There is also a whole host of technologies designed to save you from technology, such as apps that warn you when you’ve passed a threshold of a certain amount of hours on your smartphone, or a specific app, on a particular day. (For iPhones there is ScreenTime, and a similar such app for Android phones is ActionDash.) 

These solutions seem a bit ironic: we have to admit some kind of defeat when we purchase one technology to protect us from another—or even from itself (the new iPhone comes replete with such limiting apps).  

Change Comes from Within 

We should be able to do that ourselves. It brings to mind the antismoking messages that tobacco companies released.

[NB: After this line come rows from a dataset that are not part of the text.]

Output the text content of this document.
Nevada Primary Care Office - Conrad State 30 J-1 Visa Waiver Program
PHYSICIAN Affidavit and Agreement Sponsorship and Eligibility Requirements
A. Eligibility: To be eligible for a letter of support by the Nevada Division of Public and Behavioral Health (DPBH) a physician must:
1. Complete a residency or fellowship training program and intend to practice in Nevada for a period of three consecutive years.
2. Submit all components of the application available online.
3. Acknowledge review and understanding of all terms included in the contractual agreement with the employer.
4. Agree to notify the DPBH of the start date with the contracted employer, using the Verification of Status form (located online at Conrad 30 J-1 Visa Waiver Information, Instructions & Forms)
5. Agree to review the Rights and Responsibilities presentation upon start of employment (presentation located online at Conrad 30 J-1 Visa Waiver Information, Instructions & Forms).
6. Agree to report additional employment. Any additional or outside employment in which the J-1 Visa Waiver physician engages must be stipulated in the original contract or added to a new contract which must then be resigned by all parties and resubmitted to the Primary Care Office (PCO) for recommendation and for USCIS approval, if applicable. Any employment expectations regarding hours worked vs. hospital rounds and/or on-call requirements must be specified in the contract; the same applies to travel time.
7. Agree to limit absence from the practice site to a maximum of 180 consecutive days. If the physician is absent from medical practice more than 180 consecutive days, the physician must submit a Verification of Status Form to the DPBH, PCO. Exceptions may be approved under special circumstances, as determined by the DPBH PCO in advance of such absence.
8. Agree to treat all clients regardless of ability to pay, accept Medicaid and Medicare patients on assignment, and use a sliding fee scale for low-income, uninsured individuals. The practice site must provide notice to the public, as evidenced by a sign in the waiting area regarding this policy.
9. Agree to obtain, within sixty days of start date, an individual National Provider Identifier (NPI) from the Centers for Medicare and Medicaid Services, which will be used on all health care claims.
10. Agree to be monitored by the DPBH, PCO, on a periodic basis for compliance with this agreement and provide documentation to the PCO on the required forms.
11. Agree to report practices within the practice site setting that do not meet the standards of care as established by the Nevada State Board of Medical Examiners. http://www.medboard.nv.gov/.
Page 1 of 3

As the writer Evgeny Morozov wittily notes, “Technology companies produce apps to fight noise, overload, and distraction—having first produced noise, overload, and distraction.” 

Nonetheless, clever technologies abound to save us from ourselves, including an admittedly clever “smartphone safe” that can be programmed to not allow you to retrieve your phone for a pre-specified period, such as a few hours or days. It does not allow overrides. 

An impetus for this article series has been to help you create internal mechanisms for taking regular breaks from your phone so you can actually experience your life—and success, as you define it—rather than letting it slip away in a digitally induced trance you only become aware of once it’s too late. 

Hence, the Digital Limiting Strategies I propose in this series do not rely on any external app or technology. They are internally designed and enforced—by you. 

Have you ever noticed the quality of your relationships improving when you put the phone away?